Matt Frankel: I don't want to just answer this from the municipal bonds angle. They have their own benefits, specifically that they're tax-free. You don't have to pay tax on the interest you get. But a lot of people think bonds are a better investment right now than just leaving some of your money in cash. There's some logic to that to be fair. I don't know what your savings account's paying right now, but I'm not 100% sure mine's paying anything.

Moser: I was going to say it may not be paying anything at all, but it's possible I saw something like a nickel worth of interest the other month, I think.

Frankel: It's nothing.

Moser: No, it's not reportable.

Frankel: Bonds are not paying a ton right now, but there are paying a lot more than 0.01% that some savings accounts are paying. It's a natural place for investors might want to put it. What I will say about bonds is that that's good logic, if you're going to buy a bond and hold it to maturity. For example, if I buy a 10-year Treasury bond paying 1.5% and hold it until it expires in 10 years. I'm going to get those 1.5% interest payments semiannually for the next 10 years, and at the end of the term, I'll get my money back. On a shorter-term basis, bond valuations do fluctuate. If you look at a chart of any municipal bond fund or Treasury bond fund, I'm looking at the Vanguard Total Bond Index Fund (BND 0.51%) is one of my favorites. Ticker symbol is BND, that's what I'm looking at right now as I'm talking. The chart fluctuates, things aren't completely stable investments. The benefit to a savings account is it if I put $100 in a savings account, in six months that's going to be worth $100 roughly.

Moser: Yeah.

Frankel: If I put $100 into a bond fund, it's not going to fluctuate tremendously, but it could be worth $98, $96, $102. It's not just the interest you're getting because the value of those bonds that the fund holds fluctuate over time, and the reason they fluctuate overtime, the primary reason, is interest rates. I don't want to get too mathematical or technical here, but the key point to note is that bond values and interest rates have an inverse relationship. If Treasury yields spike, the value of existing bonds goes down. If Treasury yields fall, the value of existing bonds go up. Treasuries and most funds are paying historically low interest rates right now. There's a little room to the downside and a lot of room for interest rates to rise. As interest rates rise, let's say that the economy overheats, the Fed has to raise rates and the 10-year Treasury yield spikes to 3%. That would push the value of your bond funds down, so it's not as risk-free of an investment as you might think. It's a lot lower risk than putting your money in the stock market. But as compared to putting it in a savings account right now, that bond fund I mentioned pays just under 2 percent dividend yield or interest rather. You're not getting that for free, you're taking on a little bit of risk to get that. There's no such thing as risk-free returns right now. That's a popular economic concept is risk-free returns.

Moser: Yeah.

Frankel: And at normal times you can get that by buying like a three-month Treasury, which right now pays like nothing.

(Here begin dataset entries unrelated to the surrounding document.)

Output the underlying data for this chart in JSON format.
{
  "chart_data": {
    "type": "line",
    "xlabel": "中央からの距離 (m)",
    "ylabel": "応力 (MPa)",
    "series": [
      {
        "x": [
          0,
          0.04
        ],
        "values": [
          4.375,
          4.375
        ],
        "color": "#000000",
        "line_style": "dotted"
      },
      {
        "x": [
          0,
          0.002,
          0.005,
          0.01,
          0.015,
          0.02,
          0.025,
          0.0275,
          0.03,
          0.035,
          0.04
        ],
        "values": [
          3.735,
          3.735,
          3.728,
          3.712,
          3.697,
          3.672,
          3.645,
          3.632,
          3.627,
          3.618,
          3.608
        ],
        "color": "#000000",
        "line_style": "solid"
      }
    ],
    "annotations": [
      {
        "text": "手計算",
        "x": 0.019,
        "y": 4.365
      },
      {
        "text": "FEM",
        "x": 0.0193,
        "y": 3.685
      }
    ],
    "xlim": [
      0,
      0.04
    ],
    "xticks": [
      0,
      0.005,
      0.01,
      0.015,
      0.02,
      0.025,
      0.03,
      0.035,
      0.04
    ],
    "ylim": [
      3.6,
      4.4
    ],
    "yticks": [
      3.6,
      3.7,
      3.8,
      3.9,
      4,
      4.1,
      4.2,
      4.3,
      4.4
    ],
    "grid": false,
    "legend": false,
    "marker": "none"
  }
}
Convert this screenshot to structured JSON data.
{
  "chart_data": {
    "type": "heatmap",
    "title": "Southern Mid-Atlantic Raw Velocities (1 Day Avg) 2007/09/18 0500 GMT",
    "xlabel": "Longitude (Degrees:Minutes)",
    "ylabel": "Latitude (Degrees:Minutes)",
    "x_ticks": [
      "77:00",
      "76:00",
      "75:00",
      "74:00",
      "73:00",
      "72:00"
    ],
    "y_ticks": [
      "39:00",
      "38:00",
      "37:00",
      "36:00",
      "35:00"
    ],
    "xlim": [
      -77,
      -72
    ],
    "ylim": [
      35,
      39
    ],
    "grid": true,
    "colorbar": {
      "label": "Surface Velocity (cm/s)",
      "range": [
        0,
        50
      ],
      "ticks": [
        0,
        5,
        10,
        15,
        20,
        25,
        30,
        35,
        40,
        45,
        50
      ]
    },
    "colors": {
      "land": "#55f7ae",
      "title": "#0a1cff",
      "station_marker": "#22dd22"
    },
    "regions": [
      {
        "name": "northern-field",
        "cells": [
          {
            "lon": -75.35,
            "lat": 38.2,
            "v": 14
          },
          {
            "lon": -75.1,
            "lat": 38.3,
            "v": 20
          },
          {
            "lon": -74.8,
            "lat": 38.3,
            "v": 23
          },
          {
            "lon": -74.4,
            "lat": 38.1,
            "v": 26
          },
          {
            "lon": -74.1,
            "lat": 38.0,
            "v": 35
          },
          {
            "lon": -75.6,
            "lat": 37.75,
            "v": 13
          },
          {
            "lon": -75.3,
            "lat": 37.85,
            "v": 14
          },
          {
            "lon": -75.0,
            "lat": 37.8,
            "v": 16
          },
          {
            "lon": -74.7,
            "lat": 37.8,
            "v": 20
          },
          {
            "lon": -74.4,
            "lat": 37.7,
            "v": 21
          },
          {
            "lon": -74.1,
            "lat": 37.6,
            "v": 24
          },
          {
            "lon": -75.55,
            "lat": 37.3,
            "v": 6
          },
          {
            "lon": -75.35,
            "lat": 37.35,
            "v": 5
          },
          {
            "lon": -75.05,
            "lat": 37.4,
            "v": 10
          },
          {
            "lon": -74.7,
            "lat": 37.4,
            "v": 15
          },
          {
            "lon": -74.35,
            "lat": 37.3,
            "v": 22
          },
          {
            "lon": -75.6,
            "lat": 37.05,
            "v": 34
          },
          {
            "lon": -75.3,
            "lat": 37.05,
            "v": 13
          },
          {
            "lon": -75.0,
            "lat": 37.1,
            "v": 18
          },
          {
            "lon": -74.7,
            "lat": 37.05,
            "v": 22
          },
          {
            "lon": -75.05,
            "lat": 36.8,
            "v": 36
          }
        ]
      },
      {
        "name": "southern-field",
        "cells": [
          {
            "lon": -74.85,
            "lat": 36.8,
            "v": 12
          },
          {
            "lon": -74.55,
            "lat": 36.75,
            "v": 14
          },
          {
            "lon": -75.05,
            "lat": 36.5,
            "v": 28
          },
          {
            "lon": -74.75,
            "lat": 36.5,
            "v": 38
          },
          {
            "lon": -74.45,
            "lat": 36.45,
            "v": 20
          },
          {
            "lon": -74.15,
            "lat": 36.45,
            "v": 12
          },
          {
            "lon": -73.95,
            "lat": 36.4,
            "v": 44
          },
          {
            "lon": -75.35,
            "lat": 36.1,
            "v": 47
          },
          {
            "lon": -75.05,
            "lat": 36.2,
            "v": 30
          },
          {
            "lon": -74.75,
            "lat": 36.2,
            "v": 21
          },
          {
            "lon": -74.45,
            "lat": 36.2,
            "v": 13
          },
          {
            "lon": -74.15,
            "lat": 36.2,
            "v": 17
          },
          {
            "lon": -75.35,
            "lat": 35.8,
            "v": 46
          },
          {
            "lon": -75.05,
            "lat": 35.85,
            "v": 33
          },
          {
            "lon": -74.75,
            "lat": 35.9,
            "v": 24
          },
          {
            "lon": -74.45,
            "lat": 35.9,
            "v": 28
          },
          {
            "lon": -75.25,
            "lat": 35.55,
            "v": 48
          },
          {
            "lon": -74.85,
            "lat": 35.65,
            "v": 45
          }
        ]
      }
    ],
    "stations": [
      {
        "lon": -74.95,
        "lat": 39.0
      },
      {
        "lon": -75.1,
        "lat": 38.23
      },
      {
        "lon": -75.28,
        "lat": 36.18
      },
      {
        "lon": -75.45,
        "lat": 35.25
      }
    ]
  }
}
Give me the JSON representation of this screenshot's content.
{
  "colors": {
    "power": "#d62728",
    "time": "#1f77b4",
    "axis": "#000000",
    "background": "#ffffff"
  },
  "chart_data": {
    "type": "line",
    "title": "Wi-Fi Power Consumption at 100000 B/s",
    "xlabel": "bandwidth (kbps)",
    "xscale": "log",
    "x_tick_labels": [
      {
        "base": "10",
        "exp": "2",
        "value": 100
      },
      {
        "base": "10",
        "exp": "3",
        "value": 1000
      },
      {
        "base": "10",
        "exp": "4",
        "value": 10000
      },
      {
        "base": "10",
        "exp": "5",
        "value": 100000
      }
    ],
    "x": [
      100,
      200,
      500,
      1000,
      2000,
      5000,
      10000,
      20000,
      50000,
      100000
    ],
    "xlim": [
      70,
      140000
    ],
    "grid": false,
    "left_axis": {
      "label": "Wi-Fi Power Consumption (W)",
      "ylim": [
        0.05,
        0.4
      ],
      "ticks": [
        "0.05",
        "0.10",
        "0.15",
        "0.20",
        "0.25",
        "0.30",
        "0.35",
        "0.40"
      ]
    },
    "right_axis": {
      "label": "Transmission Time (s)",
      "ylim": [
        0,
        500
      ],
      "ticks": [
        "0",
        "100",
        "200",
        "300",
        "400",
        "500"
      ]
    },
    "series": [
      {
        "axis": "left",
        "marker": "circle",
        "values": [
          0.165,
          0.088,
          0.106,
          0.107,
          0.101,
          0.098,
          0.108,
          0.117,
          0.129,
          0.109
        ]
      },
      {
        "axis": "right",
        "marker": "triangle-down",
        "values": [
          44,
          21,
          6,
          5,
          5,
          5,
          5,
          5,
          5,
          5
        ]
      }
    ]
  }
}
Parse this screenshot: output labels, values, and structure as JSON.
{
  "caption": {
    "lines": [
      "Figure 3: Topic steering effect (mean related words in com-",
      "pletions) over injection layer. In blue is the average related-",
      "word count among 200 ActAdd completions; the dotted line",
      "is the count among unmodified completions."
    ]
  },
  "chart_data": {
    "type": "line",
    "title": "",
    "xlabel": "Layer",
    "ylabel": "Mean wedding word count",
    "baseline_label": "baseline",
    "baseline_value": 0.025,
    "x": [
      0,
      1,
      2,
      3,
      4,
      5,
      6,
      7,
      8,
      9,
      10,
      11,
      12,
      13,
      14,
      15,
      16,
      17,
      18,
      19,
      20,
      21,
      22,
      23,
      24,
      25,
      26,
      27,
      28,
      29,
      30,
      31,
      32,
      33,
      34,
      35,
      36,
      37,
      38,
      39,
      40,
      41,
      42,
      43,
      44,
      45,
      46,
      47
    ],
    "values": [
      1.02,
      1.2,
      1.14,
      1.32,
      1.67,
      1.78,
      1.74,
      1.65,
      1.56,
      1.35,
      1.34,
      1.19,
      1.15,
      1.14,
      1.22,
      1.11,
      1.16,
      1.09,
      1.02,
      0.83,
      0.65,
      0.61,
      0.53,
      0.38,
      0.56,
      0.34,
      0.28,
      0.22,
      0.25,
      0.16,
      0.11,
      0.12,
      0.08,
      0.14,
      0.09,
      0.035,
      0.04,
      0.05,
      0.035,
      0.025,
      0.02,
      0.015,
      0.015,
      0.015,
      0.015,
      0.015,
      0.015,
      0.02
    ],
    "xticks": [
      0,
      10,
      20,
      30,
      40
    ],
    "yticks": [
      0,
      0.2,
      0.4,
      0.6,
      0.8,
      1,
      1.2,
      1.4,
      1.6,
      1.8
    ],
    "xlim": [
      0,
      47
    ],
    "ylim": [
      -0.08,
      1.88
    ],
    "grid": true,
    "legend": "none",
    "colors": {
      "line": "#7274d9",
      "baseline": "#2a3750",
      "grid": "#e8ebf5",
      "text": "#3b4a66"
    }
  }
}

Moser: Take a risk getting out of bed in the morning, right, Matt?

Frankel: Right. If you're buying any type of municipal bond fund, unless it's very short term, which probably doesn't some pay much, you are taking some risk to your principal as interest rates fluctuate. That bond fund I mentioned, the share price has fluctuated over the past year between about $84 a share at about $88 a share.

Moser: Oh, wow.

Frankel: Not a ton of volatility when you think about some of the stocks we follow.

Moser: Yeah, but it's still there.

Frankel: The price isn't going to double, but there is risk.

Moser: Yeah.

Frankel: I mean, that's volatility, so it's more volatile than a savings account, which is what you need to know going in.